My sister was telling me how much I helped her when cancer had her down.
I didn't do most of the hard work in helping her. I was just there, mostly.
But my being there was important. I could figure out what she needed when others couldn't, among other things.
Going to help her helped me in intangible but important ways. But if I had gone to help her with the intention of helping myself, I would probably have ended up helping no one.
Essentially, the doctors had given her less than a month to live. I was able to figure out things she could eat. (... with help from God, but, if I say that out loud, people will think I'm a nutcase and dismiss what I'm saying here as the rantings of a lunatic. That they are the rantings of a lunatic is irrelevant.)
With (just barely) enough nutrition, her body was able to fight off the secondary infections, and the cancer surgery was successful. She has now been in remission for several years.
I really needed to get out of the computer industry at the time, and going to help her helped me to start taking the steps to do so.
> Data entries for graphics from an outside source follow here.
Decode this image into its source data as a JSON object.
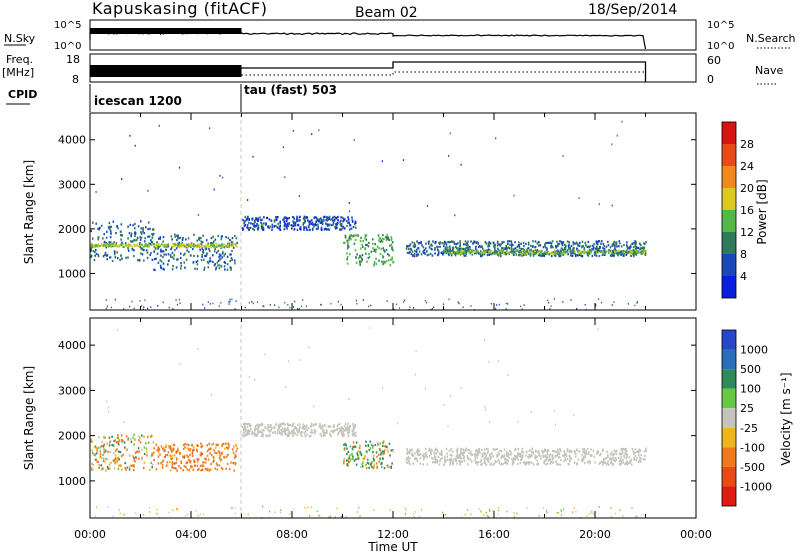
{
  "header": {
    "site": "Kapuskasing (fitACF)",
    "beam": "Beam 02",
    "date": "18/Sep/2014"
  },
  "strips": {
    "nsky_label": "N.Sky",
    "nsky_ticks": [
      "10^5",
      "10^0"
    ],
    "nsearch_label": "N.Search",
    "nsearch_ticks": [
      "10^5",
      "10^0"
    ],
    "freq_label": "Freq.",
    "freq_unit": "[MHz]",
    "freq_ticks": [
      "18",
      "8"
    ],
    "nave_label": "Nave",
    "nave_ticks": [
      "60",
      "0"
    ],
    "cpid_label": "CPID",
    "cpid_segments": [
      {
        "label": "icescan 1200",
        "start": 0,
        "end": 6
      },
      {
        "label": "tau (fast) 503",
        "start": 6,
        "end": 24
      }
    ]
  },
  "axes": {
    "xlabel": "Time UT",
    "x_ticks": [
      "00:00",
      "04:00",
      "08:00",
      "12:00",
      "16:00",
      "20:00",
      "00:00"
    ],
    "ylabel": "Slant Range [km]",
    "y_ticks": [
      "1000",
      "2000",
      "3000",
      "4000"
    ]
  },
  "colorbars": {
    "power": {
      "title": "Power [dB]",
      "labels": [
        "4",
        "8",
        "12",
        "16",
        "20",
        "24",
        "28"
      ],
      "colors": [
        "#0a1ee0",
        "#1a48b8",
        "#2f7a5a",
        "#54b848",
        "#dcc81e",
        "#f08a1e",
        "#e84a18",
        "#d81410"
      ]
    },
    "velocity": {
      "title": "Velocity [m s⁻¹]",
      "labels": [
        "1000",
        "500",
        "100",
        "25",
        "-25",
        "-100",
        "-500",
        "-1000"
      ],
      "colors": [
        "#2846c8",
        "#2a6eb8",
        "#2e8a5a",
        "#66c844",
        "#c4c4bc",
        "#f0b41e",
        "#f07a1e",
        "#e84a18",
        "#e01c10"
      ]
    }
  },
  "chart_data": [
    {
      "type": "heatmap",
      "panel": "power",
      "xlabel": "Time UT",
      "ylabel": "Slant Range [km]",
      "xlim_hours": [
        0,
        24
      ],
      "ylim_km": [
        180,
        4600
      ],
      "colorbar_label": "Power [dB]",
      "echo_bands": [
        {
          "t0": 0.0,
          "t1": 2.5,
          "r_center": 1750,
          "r_halfwidth": 450,
          "value_db": 8
        },
        {
          "t0": 2.5,
          "t1": 5.8,
          "r_center": 1500,
          "r_halfwidth": 400,
          "value_db": 8
        },
        {
          "t0": 6.0,
          "t1": 10.5,
          "r_center": 2150,
          "r_halfwidth": 150,
          "value_db": 6
        },
        {
          "t0": 10.0,
          "t1": 12.0,
          "r_center": 1550,
          "r_halfwidth": 350,
          "value_db": 12
        },
        {
          "t0": 12.5,
          "t1": 22.0,
          "r_center": 1580,
          "r_halfwidth": 170,
          "value_db": 8
        }
      ],
      "bright_streaks": [
        {
          "t0": 0.0,
          "t1": 5.8,
          "r": 1650,
          "value_db": 16
        },
        {
          "t0": 14.0,
          "t1": 22.0,
          "r": 1500,
          "value_db": 14
        }
      ]
    },
    {
      "type": "heatmap",
      "panel": "velocity",
      "xlabel": "Time UT",
      "ylabel": "Slant Range [km]",
      "xlim_hours": [
        0,
        24
      ],
      "ylim_km": [
        180,
        4600
      ],
      "colorbar_label": "Velocity [m s⁻¹]",
      "echo_bands": [
        {
          "t0": 0.0,
          "t1": 2.5,
          "r_center": 1650,
          "r_halfwidth": 400,
          "value_ms": -50
        },
        {
          "t0": 2.5,
          "t1": 5.8,
          "r_center": 1550,
          "r_halfwidth": 300,
          "value_ms": -300
        },
        {
          "t0": 6.0,
          "t1": 10.5,
          "r_center": 2150,
          "r_halfwidth": 140,
          "value_ms": 0
        },
        {
          "t0": 10.0,
          "t1": 12.0,
          "r_center": 1600,
          "r_halfwidth": 300,
          "value_ms": 60
        },
        {
          "t0": 12.5,
          "t1": 22.0,
          "r_center": 1560,
          "r_halfwidth": 180,
          "value_ms": 0
        }
      ]
    }
  ]
}
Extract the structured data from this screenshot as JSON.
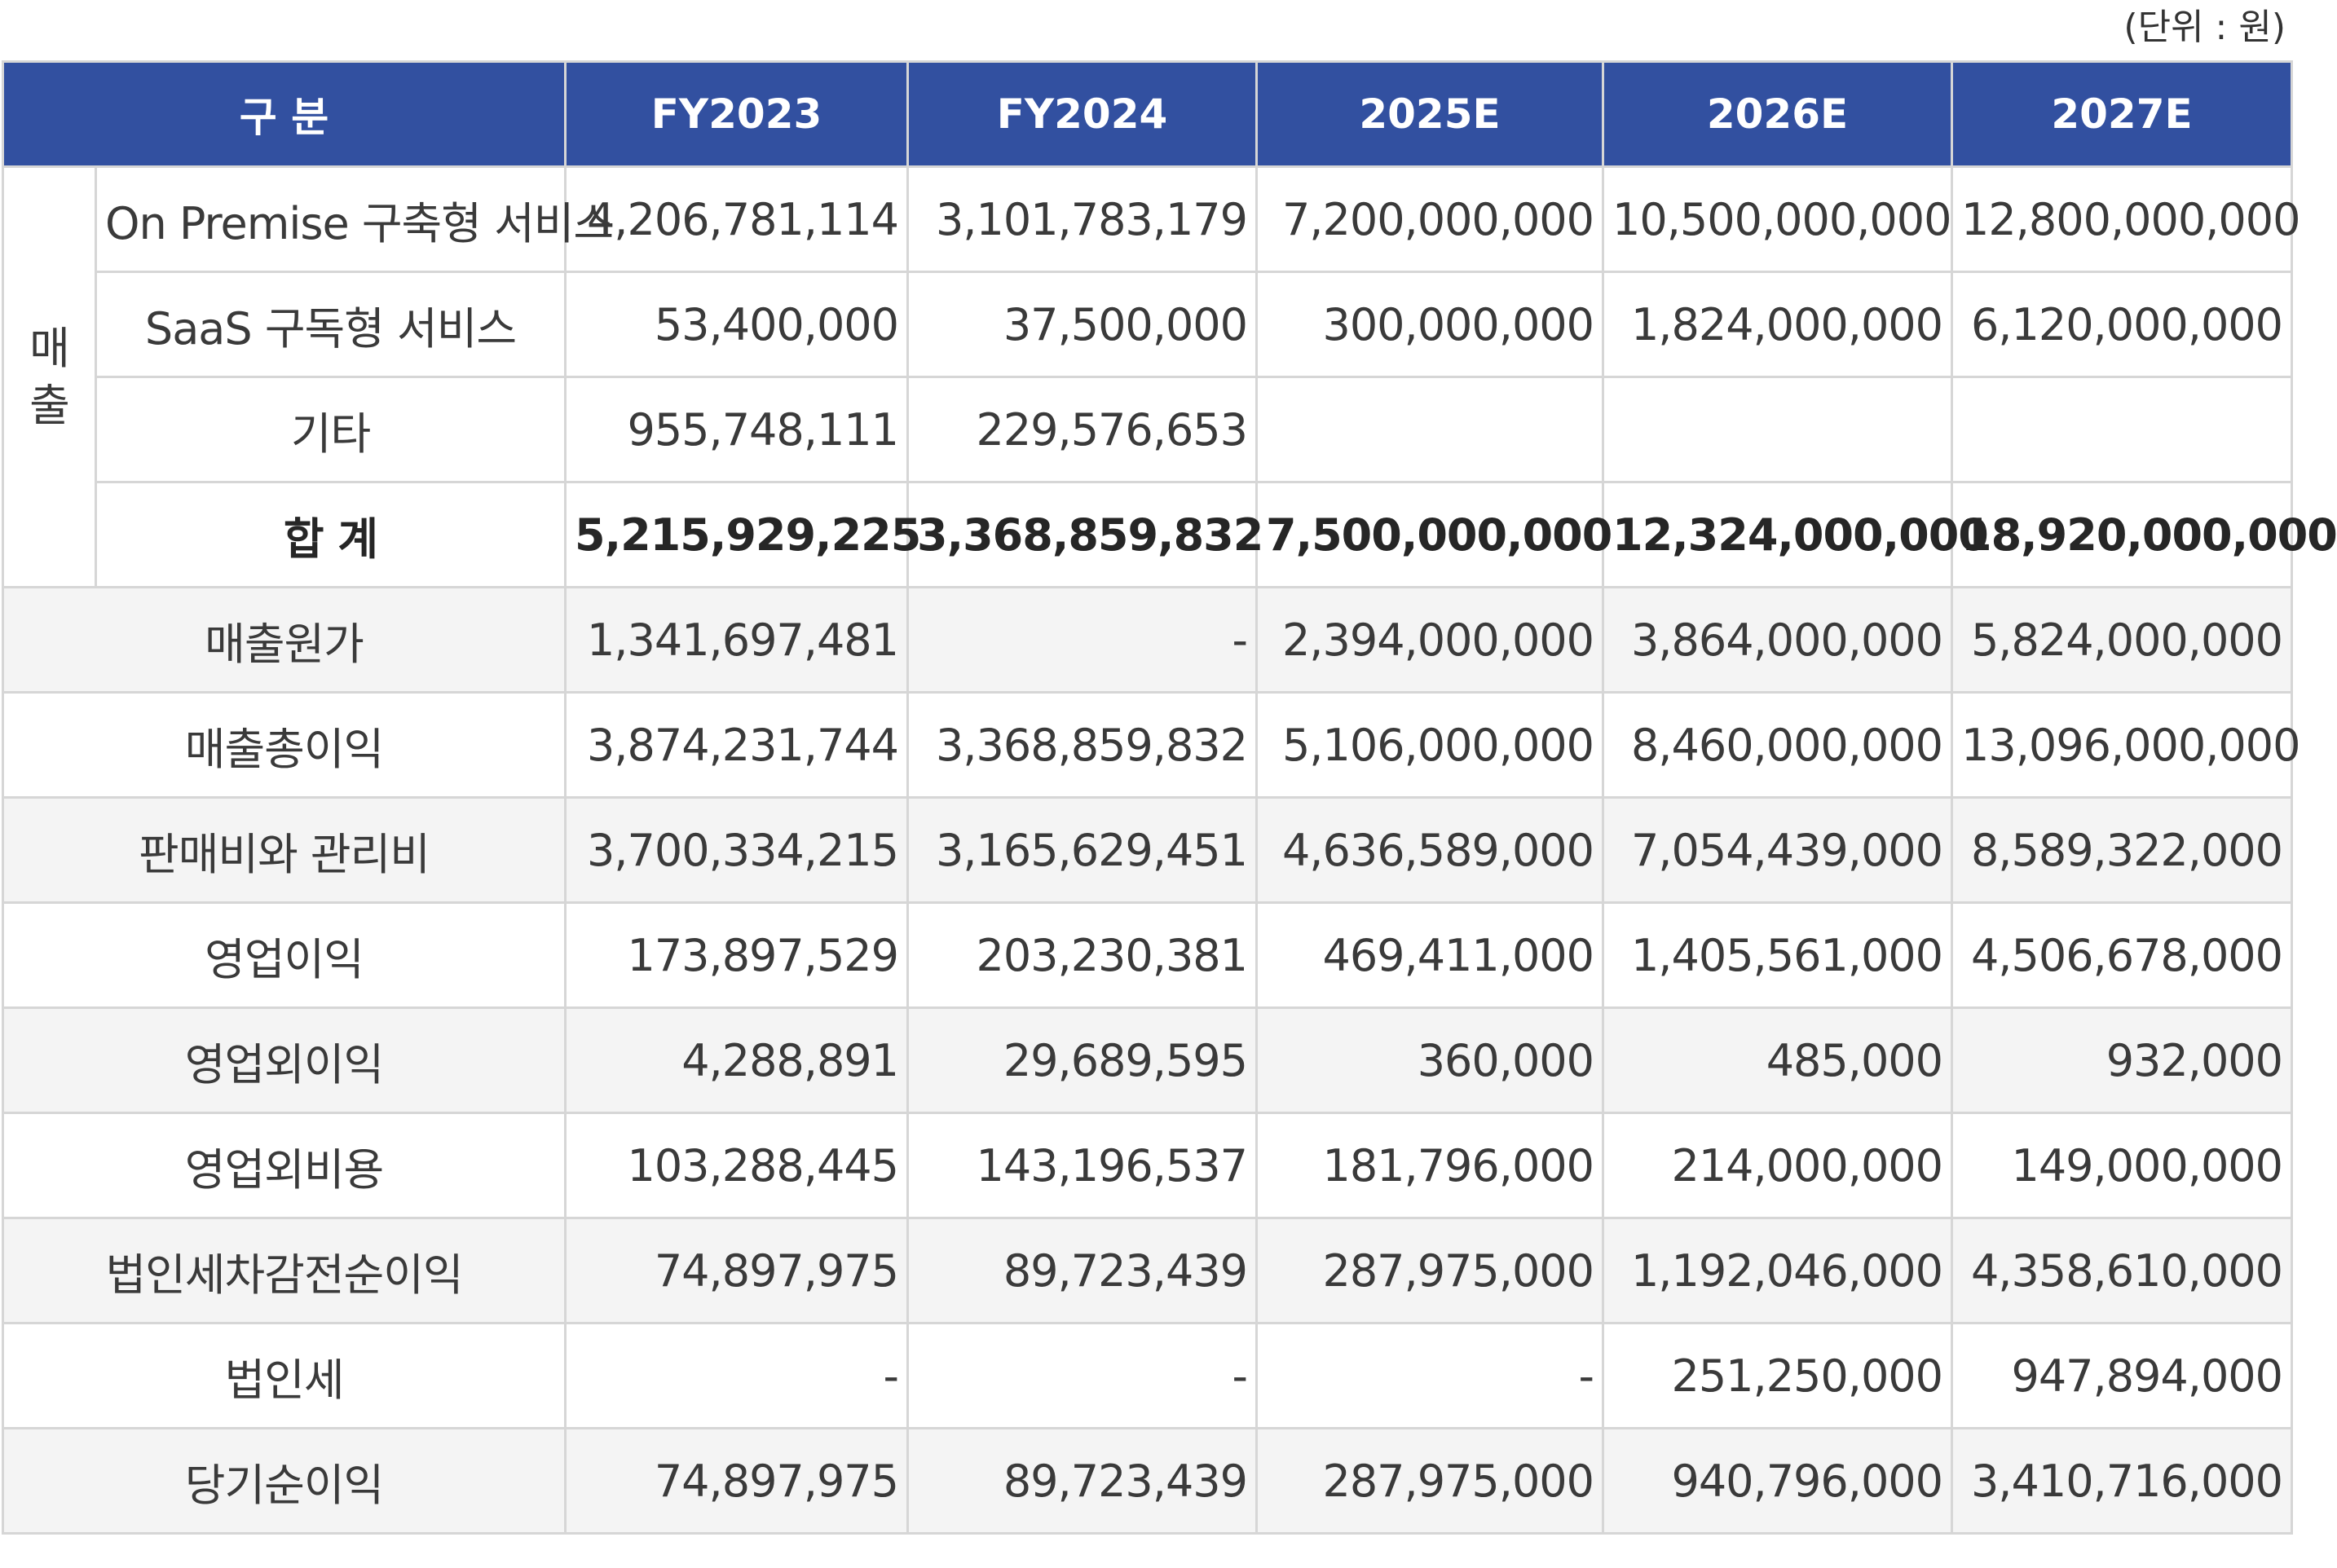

This is an example of a couple of the reasons why government programs are not the solution to our really difficult problems.
None of what my sister and I dealt with fits the rules that institutions have to follow. We had to behave as individuals, not as social automata.
We had to have each other's well-being at high priority, and government institutions can't deal with that. They can only deal with things that they can depend on, which requires them to assume self-interest first.
Self-interest is not too evil if it is at least enlightened and moderated by the recognition that unbounded greed is self-destructive.
Self-interest is a good thing when it is enlightened by the principle that we are all raised up a bit when any one of us rises, and by the principle that long-lasting improvements are obtained by different means than the next-big-thing.
We cannot help ourselves if we don't help others.
We cannot succeed in helping others if our goal is our own immediate gain. Nor can we succeed if we insist on helping them by our rules. (It's the same thing, but it's easy to fool ourselves into believing we are helping when we are only trying to help them be like we think we ought to be. [And I meant that last "we". One reason we want others to be what we want them to be is that we are not what we want to be.])
But we can help others -- if we really have their well-being as our goal.
And if we help others, if we are really interested in helping them and not just pushing our own agendas and ideals on them, the good things we do come back to us.
What does this have to do with politics?
No political platform can address this kind of thing when the candidates want to win more than they want to serve.